The star, with the somewhat cumbersome name of SDS J102915+172927, hails from the beginning of the universe. At 13 billion years old, it formed from the death of the first generation of stars. (The universe itself is estimated to be about 13.7 billion years old.)
An analysis of the star's makeup reveals that it formed relatively quickly after the supernova-explosion deaths of a few of the short-lived original stars.
After the Big Bang
After the Big Bang, thought to give rise to our universe, space was awash in hydrogen and helium, with traces of lithium. The first stars that formed created heavier elements (called "metals" by astronomers) through nuclear fusion burning in their cores.
Then, the violent, explosive deaths of the first generation spread elements such as carbon, oxygen, and nitrogen across the universe, seeding it for the longer-lasting stars we see today.
Using simulations and observations of other low-mass stars, astronomers have determined the minimum levels of various elements so that a star has enough mass to pull together under gravity. But the composition of the primordial star weighs in far below those numbers.

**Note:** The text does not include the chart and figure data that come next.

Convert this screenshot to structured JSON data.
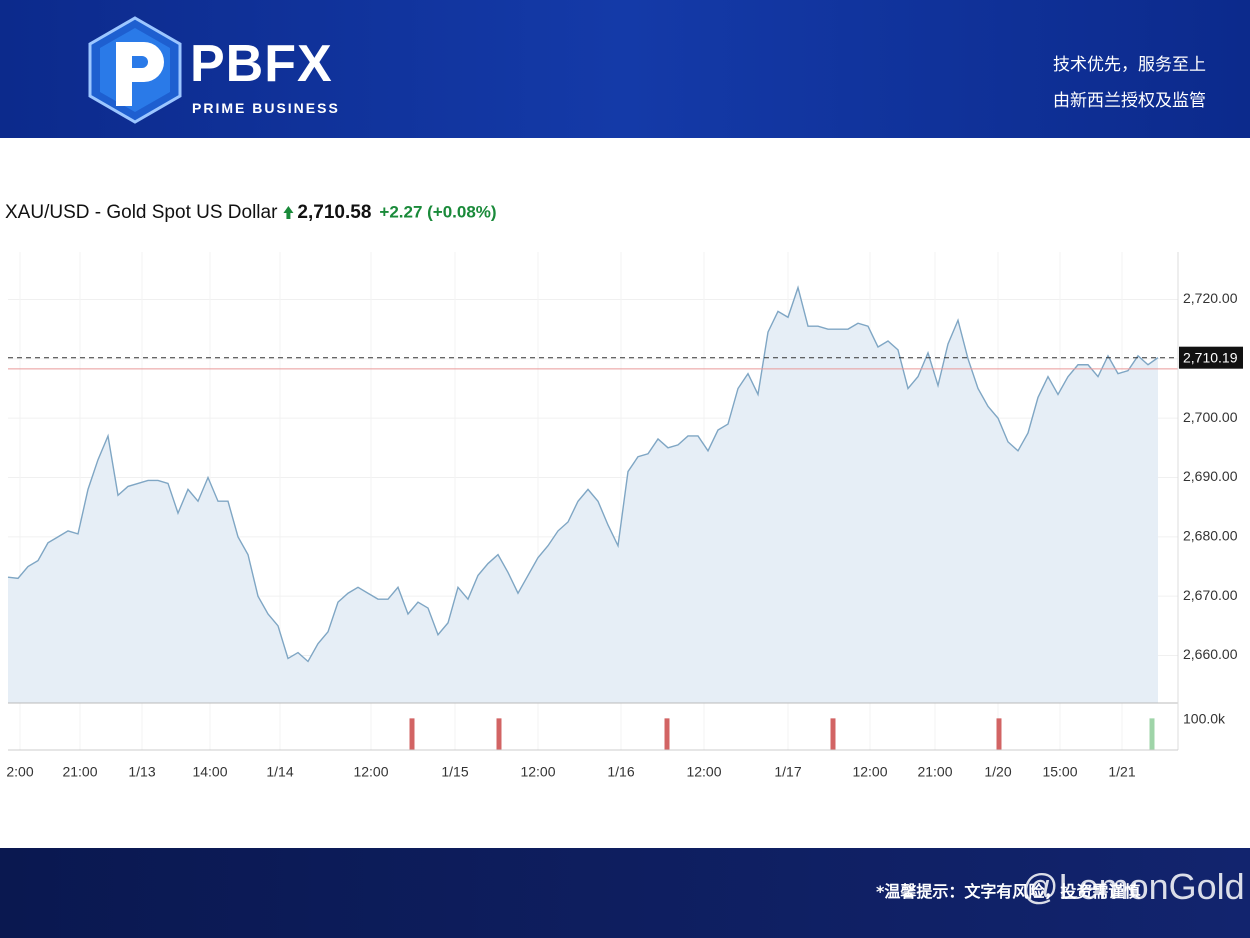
{
  "header": {
    "brand": "PBFX",
    "tagline": "PRIME BUSINESS",
    "slogan_lines": [
      "技术优先，服务至上",
      "由新西兰授权及监管"
    ]
  },
  "footer": {
    "disclaimer": "*温馨提示：文字有风险，投资需谨慎",
    "watermark": "@LemonGold"
  },
  "chart_data": [
    {
      "type": "line",
      "title": "XAU/USD - Gold Spot US Dollar",
      "price": "2,710.58",
      "change": "+2.27 (+0.08%)",
      "color": "#7fa6c4",
      "fill": "#e6eef6",
      "grid": true,
      "x": [
        0,
        1,
        2,
        3,
        4,
        5,
        6,
        7,
        8,
        9,
        10,
        11,
        12,
        13,
        14,
        15,
        16,
        17,
        18,
        19,
        20,
        21,
        22,
        23,
        24,
        25,
        26,
        27,
        28,
        29,
        30,
        31,
        32,
        33,
        34,
        35,
        36,
        37,
        38,
        39,
        40,
        41,
        42,
        43,
        44,
        45,
        46,
        47,
        48,
        49,
        50,
        51,
        52,
        53,
        54,
        55,
        56,
        57,
        58,
        59,
        60,
        61,
        62,
        63,
        64,
        65,
        66,
        67,
        68,
        69,
        70,
        71,
        72,
        73,
        74,
        75,
        76,
        77,
        78,
        79,
        80,
        81,
        82,
        83,
        84,
        85,
        86,
        87,
        88,
        89,
        90,
        91,
        92,
        93,
        94,
        95,
        96,
        97,
        98,
        99,
        100,
        101,
        102,
        103,
        104,
        105,
        106,
        107,
        108,
        109,
        110,
        111,
        112,
        113,
        114,
        115
      ],
      "values": [
        2673.2,
        2673,
        2675,
        2676,
        2679,
        2680,
        2681,
        2680.5,
        2688,
        2693,
        2697,
        2687,
        2688.5,
        2689,
        2689.5,
        2689.5,
        2689,
        2684,
        2688,
        2686,
        2690,
        2686,
        2686,
        2680,
        2677,
        2670,
        2667,
        2665,
        2659.5,
        2660.5,
        2659,
        2662,
        2664,
        2669,
        2670.5,
        2671.5,
        2670.5,
        2669.5,
        2669.5,
        2671.5,
        2667,
        2669,
        2668,
        2663.5,
        2665.5,
        2671.5,
        2669.5,
        2673.5,
        2675.5,
        2677,
        2674,
        2670.5,
        2673.5,
        2676.5,
        2678.5,
        2681,
        2682.5,
        2686,
        2688,
        2686,
        2682,
        2678.5,
        2691,
        2693.5,
        2694,
        2696.5,
        2695,
        2695.5,
        2697,
        2697,
        2694.5,
        2698,
        2699,
        2705,
        2707.5,
        2704,
        2714.5,
        2718,
        2717,
        2722,
        2715.5,
        2715.5,
        2715,
        2715,
        2715,
        2716,
        2715.5,
        2712,
        2713,
        2711.5,
        2705,
        2707,
        2711,
        2705.5,
        2712.5,
        2716.5,
        2710,
        2705,
        2702,
        2700,
        2696,
        2694.5,
        2697.5,
        2703.5,
        2707,
        2704,
        2707,
        2709,
        2709,
        2707,
        2710.5,
        2707.5,
        2708,
        2710.5,
        2709,
        2710.2
      ],
      "xlim": [
        0,
        117
      ],
      "ylim": [
        2652,
        2728
      ],
      "xticks": [
        {
          "value": 1.2,
          "label": "2:00"
        },
        {
          "value": 7.2,
          "label": "21:00"
        },
        {
          "value": 13.4,
          "label": "1/13"
        },
        {
          "value": 20.2,
          "label": "14:00"
        },
        {
          "value": 27.2,
          "label": "1/14"
        },
        {
          "value": 36.3,
          "label": "12:00"
        },
        {
          "value": 44.7,
          "label": "1/15"
        },
        {
          "value": 53,
          "label": "12:00"
        },
        {
          "value": 61.3,
          "label": "1/16"
        },
        {
          "value": 69.6,
          "label": "12:00"
        },
        {
          "value": 78,
          "label": "1/17"
        },
        {
          "value": 86.2,
          "label": "12:00"
        },
        {
          "value": 92.7,
          "label": "21:00"
        },
        {
          "value": 99,
          "label": "1/20"
        },
        {
          "value": 105.2,
          "label": "15:00"
        },
        {
          "value": 111.4,
          "label": "1/21"
        }
      ],
      "yticks": [
        {
          "value": 2660,
          "label": "2,660.00"
        },
        {
          "value": 2670,
          "label": "2,670.00"
        },
        {
          "value": 2680,
          "label": "2,680.00"
        },
        {
          "value": 2690,
          "label": "2,690.00"
        },
        {
          "value": 2700,
          "label": "2,700.00"
        },
        {
          "value": 2710,
          "label": "2,710.00"
        },
        {
          "value": 2720,
          "label": "2,720.00"
        }
      ],
      "last_price": {
        "value": 2710.19,
        "label": "2,710.19"
      },
      "reference_line": {
        "value": 2708.31,
        "color": "#e99a9a"
      }
    },
    {
      "type": "bar",
      "x": [
        40.4,
        49.1,
        65.9,
        82.5,
        99.1,
        114.4
      ],
      "values": [
        105000,
        105000,
        105000,
        105000,
        105000,
        105000
      ],
      "colors": [
        "#d26464",
        "#d26464",
        "#d26464",
        "#d26464",
        "#d26464",
        "#9fd4a8"
      ],
      "xlim": [
        0,
        117
      ],
      "ylim": [
        0,
        156000
      ],
      "yticks": [
        {
          "value": 100000,
          "label": "100.0k"
        }
      ]
    }
  ]
}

"There is a theory of star formation that states that a low-mass star, such as this one, cannot form if the metals in the material are less than a certain amount," Elisabetta Caffau, of the Zentrum fur Astronomie der Universitat in Germany, told SPACE.com by email.
According to the theory, carbon and oxygen are needed to cool the material so the gas can collapse into a star.
But the newfound star lacks a sufficient amount of these two elements.
"A star so poor in metals as SDSS J102915+172927, without a strong enhancement of carbon and oxygen, was not expected to exist," Caffau said.
The search for the stars
Over the last decade, Caffau and her team have been scanning the heavens in search of extremely metal-poor (EMP) stars.
"These stars are old relics of the primitive universe," Caffau said. "Their chemical composition holds the fossil record of the interstellar medium composition at the time they were formed." [The Strangest Things in Space]
Using a computer to pick out hundreds of thousands of possible targets from an all-sky scan called the Sloan Digital Sky Survey, the team began examining twenty of the best candidates with the European Southern Observatory's Very Large Telescope in Chile.
"These stars are usually very far away, and as a consequence faint," Caffau explained. This makes them a challenge to spot.
But the telescope proved up to the task.
Though the newfound star is unusual, the researchers don't think it's necessarily unique. They intend to continue surveying other possible targets with the hopes of finding others like it. Locating more EMPs will help astronomers further constrain the limits of star formation.
The first generation of stars was made of hydrogen and helium, with traces of lithium. The new find is very similar. Only a smattering of heavy elements separates this star from the universe's original creations.
At least one earlier supernova must have provided the early star with its tiny percentage of heavy elements. Before this find, astronomers had thought stars such as SDSS J102915+172927 would need to wait longer before forming, for more supernova star deaths to provide the materials needed.
A star like this demonstrates otherwise.
"Our observation shows that at this very primitive chemical composition, low mass stars were forming," Caffau said. "The issue is to understand how many. "This may have a bearing on the subsequent evolution of galaxies."
The research was published in the Aug. 31 online issue of the journal Nature.